8. Warhol_Horoscopes_Cocktail Hour1998-1-1344_mas_01

Andy Warhol, Horoscopes for the Cocktail Hour [unrealized], ca. 1961, Text by Robert Cumming, Ink, stamped ink, Dr. Martin’s aniline dye, and collage on sketchbook paper. The Andy Warhol Museum, Pittsburgh; Founding Collection, Contribution The Andy Warhol Foundation for the Visual Arts, Inc.

13. Andy_Warhol_Andy_Warhol's_Exposures_First_printing_1979_AWF

Andy Warhol, Andy Warhol’s Exposures, First Printing, 1979, The Andy Warhol Museum, Pittsburgh. © 2016 The Andy Warhol Foundation for the Visual Arts, Inc. / Artists Rights Society (ARS), New York.

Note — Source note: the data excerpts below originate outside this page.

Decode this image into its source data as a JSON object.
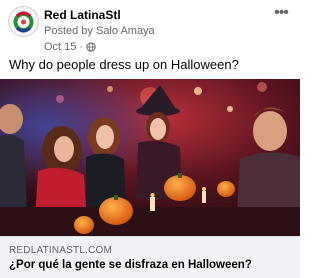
{
  "post": {
    "page_name": "Red LatinaStl",
    "posted_by": "Posted by Salo Amaya",
    "date": "Oct 15",
    "separator": "·",
    "privacy_icon": "globe-icon",
    "more_icon": "more-horizontal-icon",
    "more_label": "•••",
    "text": "Why do people dress up on Halloween?"
  },
  "link": {
    "image_description": "Group of young people at a Halloween party with jack-o'-lanterns",
    "domain": "REDLATINASTL.COM",
    "title": "¿Por qué la gente se disfraza en Halloween?"
  },
  "colors": {
    "secondary_text": "#65676b",
    "footer_bg": "#f0f2f5"
  }
}
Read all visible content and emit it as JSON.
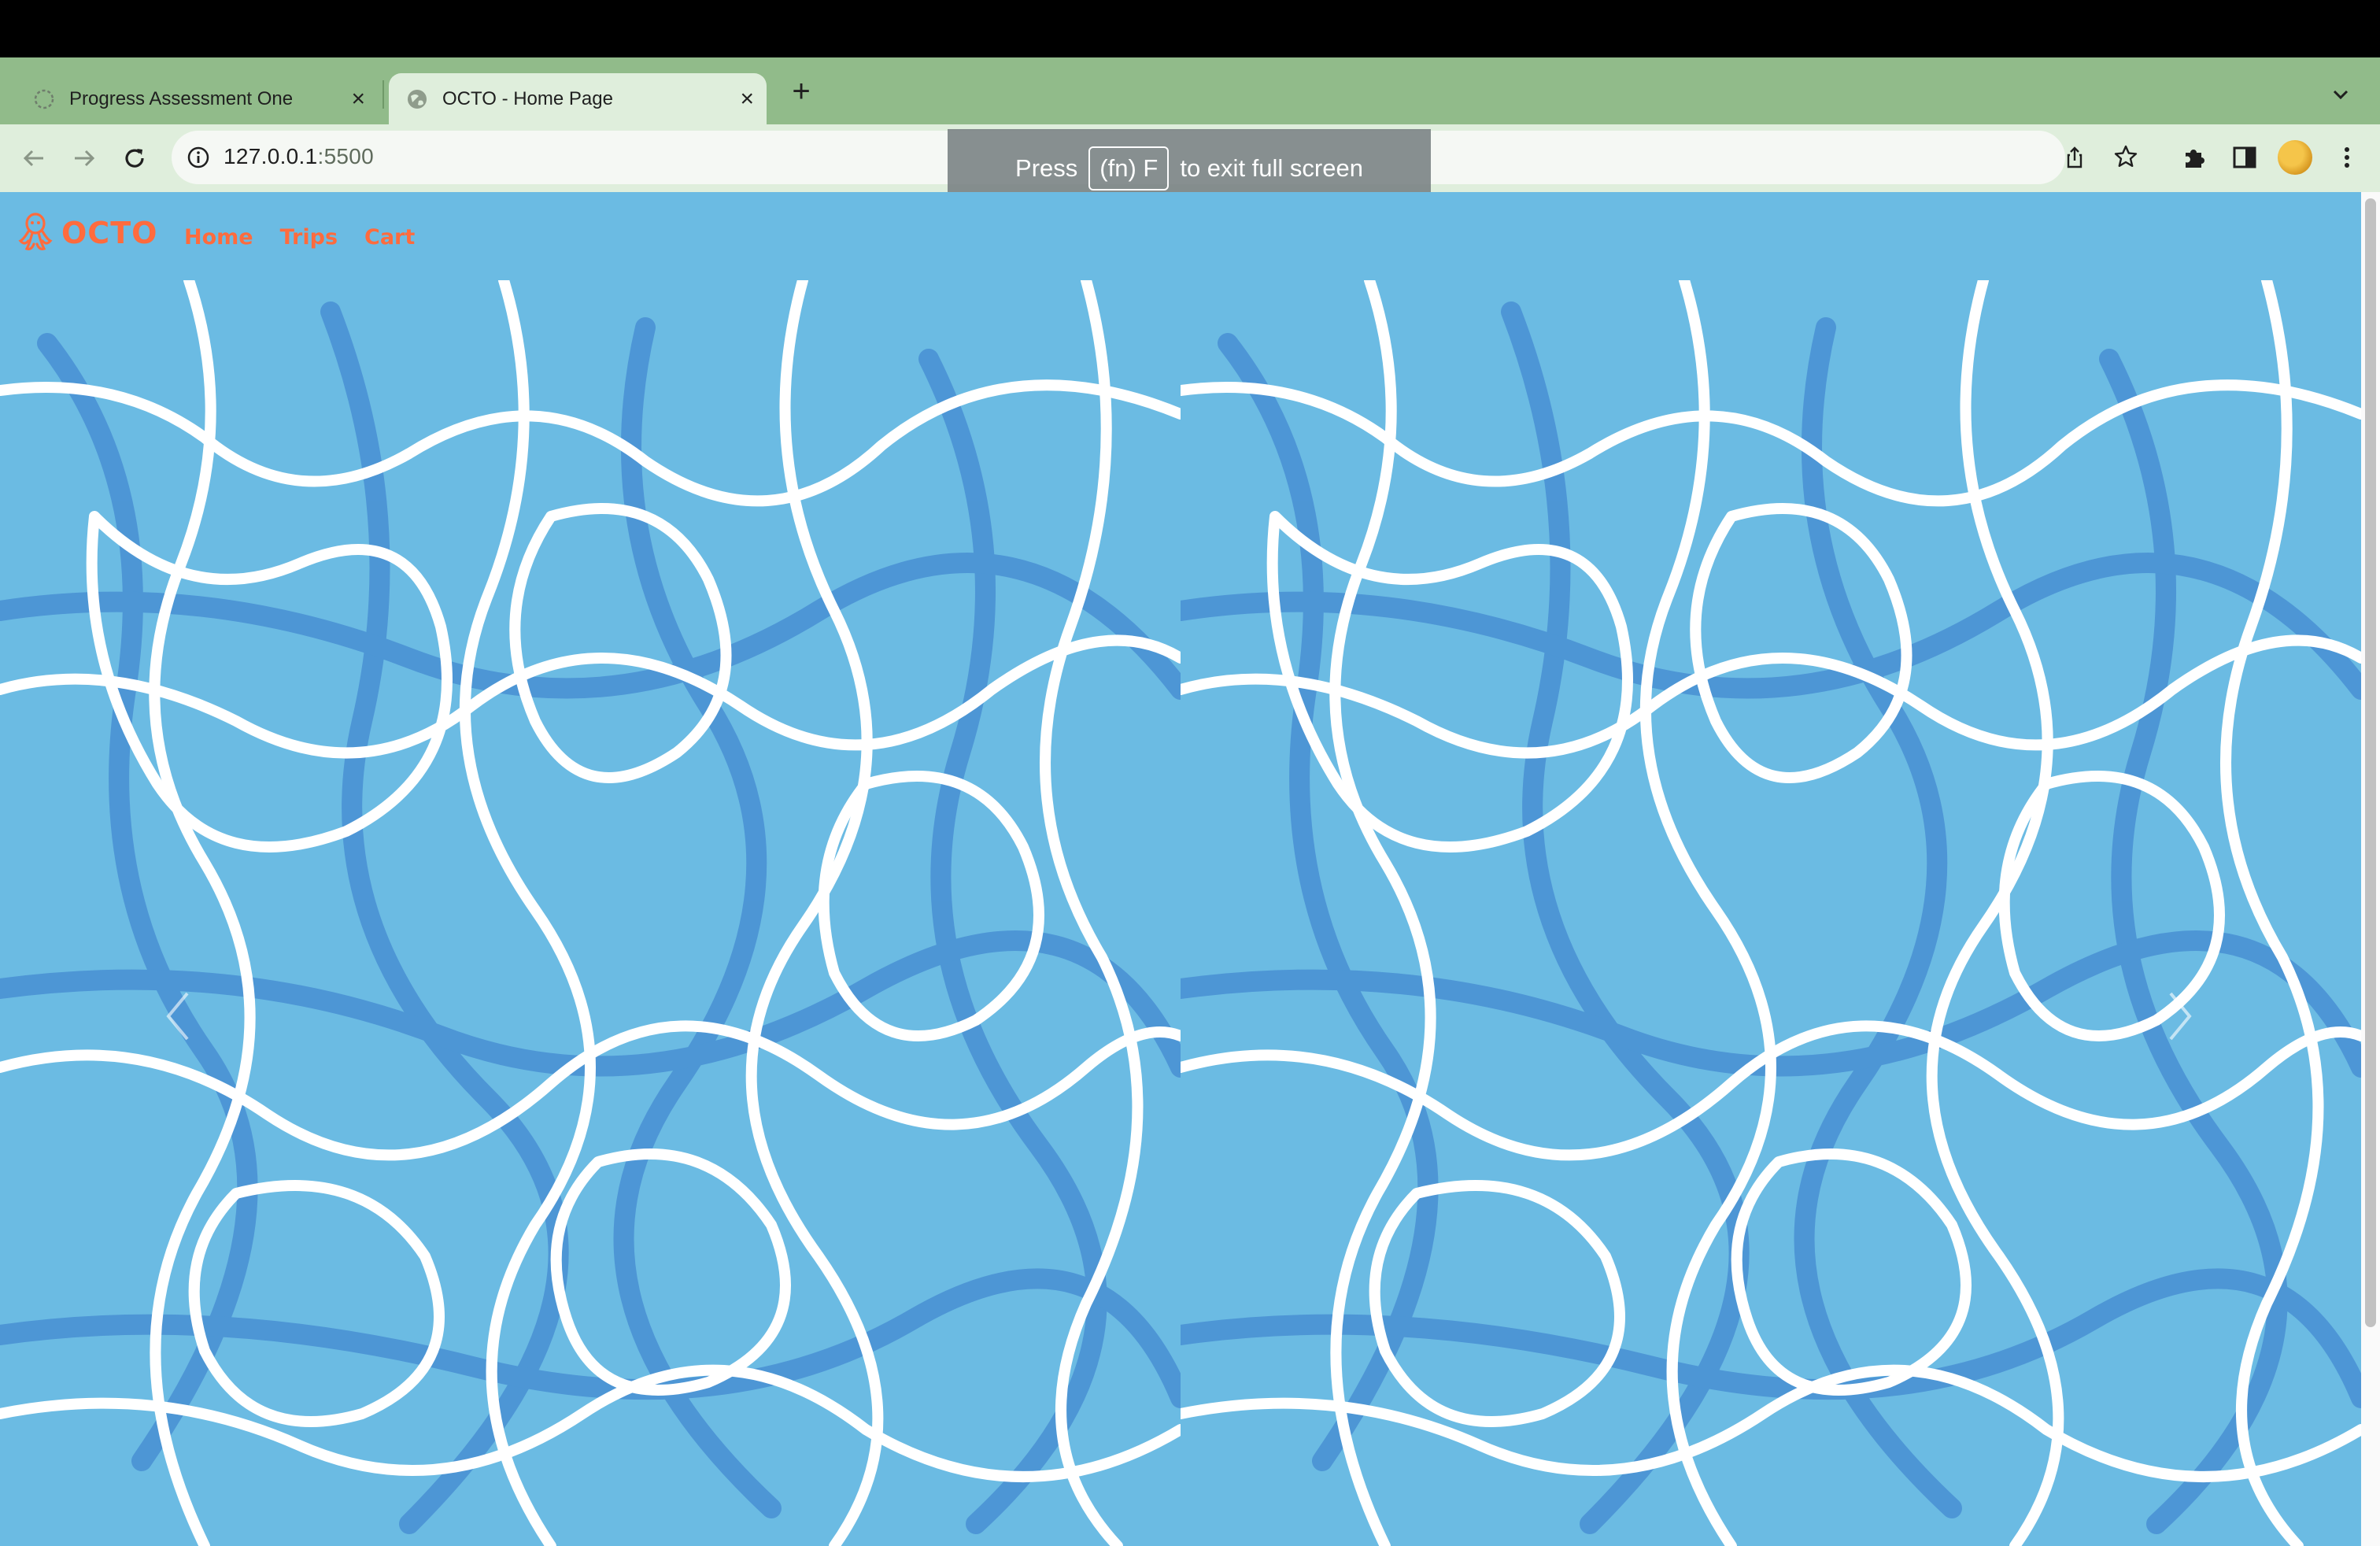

The Morgan Library & Museum began as the private library of financier Pierpont Morgan (1837– 1913), one of the preeminent art collectors and cultural benefactors in the United States. Today, more than a century after its founding in 1906, the Morgan serves as a museum, independent research library, music venue, architectural landmark, and historic site. In October 2010, the Morgan completed the first-ever restoration of its original McKim building, Pierpont Morgan’s private library, and the core of the institution. In tandem with the 2006 expansion project by architect Renzo Piano, the Morgan now provides visitors unprecedented access to its world- renowned collections of drawings, literary and historical manuscripts, musical scores, medieval and Renaissance manuscripts, printed books, photography, and ancient Near Eastern seals and tablets.